Who’s copied the Apple Watch?

And Yet

And yet, it’s obvious to anyone that 1. Apple’s dividends this year have been its highest ever [2] if we ignore the effects of inflation and treat modern post-June 2014 shares as 1/7ths of pre-June 2014 shares ($3.99 April 2016 vs $3.29 May 15 2014) and 2., as CEO Tim Cook points out Apple’s earnings are equally massive [3].

It’s comical then that the CEO of a tech company is shocked to find that investors are making the stock sink like a brick after such announcements. It’s almost like that scene in Gladiator where the protagonist shouts: “Are you not entertained?” and the answer is No, no we’re not. Because the point is not the dividends or the massive gains, the point is how they’re brought on.

Apple’s share price in April, note the trend

Looking across the pond to Microsoft, it’s almost as if the two CEOs are having a conversation without realizing it [4], though I doubt anyone seriously thinks Apple is going anywhere. We’ll see if the choice of the executives in Apple is the “right” one between the two, by now industrial standard alternatives: Either you diversify and spend on R&D to find something really new (or buy a company that allows you to do the same at a smaller timeframe) or, almost ubiquitously you slash R&D and dish out the dividends because that’s what the investors want.. Right?

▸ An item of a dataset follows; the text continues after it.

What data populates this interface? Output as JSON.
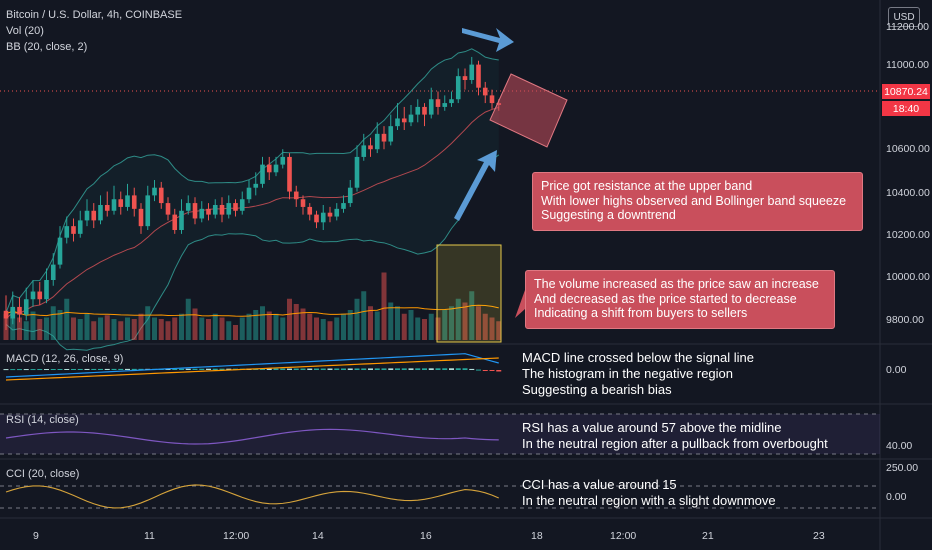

While Apple’s phone sales are to hit 1 billion Soon™[5] we’re left wondering just what’s going on inside Apple. Microsoft for all its talk of being focused on industrial and professional aspects of the IT industry has yet to do anything remotely serious when it comes to verticals. Where is the professional’s device?

This would seem like a natural opening for Apple to capitalize upon as long as the vision of the “brand” doesn’t blind them from pragmatic solutions. Professional industries are in dire need of working solutions, and where Linux has historically been the DIY solution to the average techy the frankly nonexistent business models for developing devices for use by non-techies makes this impossible.

Android is the best overall due to its wide adoption[6] (in theory), but specialist devices are hard to come by and even harder to build a business plan around. iOS is a T-Rex that angrily brutalizes anything not specifically built to work with it, and Linux is Linux. There’s the Windows OS of course, but there’s just something to be said for dedicated tablet/pad/smartphone applications. And once again Microsoft has been mostly talking the talk when it comes to verticals and professional devices, but has shown its preference for the consumer market instead time and again.

Just because a device “can” be used by a doctor or engineer does not mean it “will be”. I recently asked a teacher at a law school “If you could have any app or software to help in teaching, what would it be/what would it do?” he blinked a bit, then laughed while saying something about how he’s doing perfectly fine, thank you.

We see this same resistance in virtually all of the professional fields. Software, devices and digital services have promised so much in the past few decades and delivered nothing but headache — why? Could it be simple incompetence, failures in executive leadership or product design? Or could it be something more minute but equally challenging, that is, a disconnect between the IT and non-IT fields of industry?[7]

When we move from paper and hard copy to digital healthcare information and end up worse than we started out with, this is a problem with implementation and design, not with IT or digitalization itself.


OPINION:

This is why I think Apple has an amazing opportunity in the healthcare sector, specifically in doctors’ pockets. But it’s an opportunity that is shared by Microsoft, Google and yes, even by Linux-based businesses. Back in the old mainframe computer system days of IBM, it was Microsoft and Apple that shocked the world by putting a PC in every home, proving the dinosaur days over.

What is an overly-complicated, hard to integrate, difficult to share information — from system if not the mainframe computer of today?

Not saying it’s easy, just saying it needs to be done.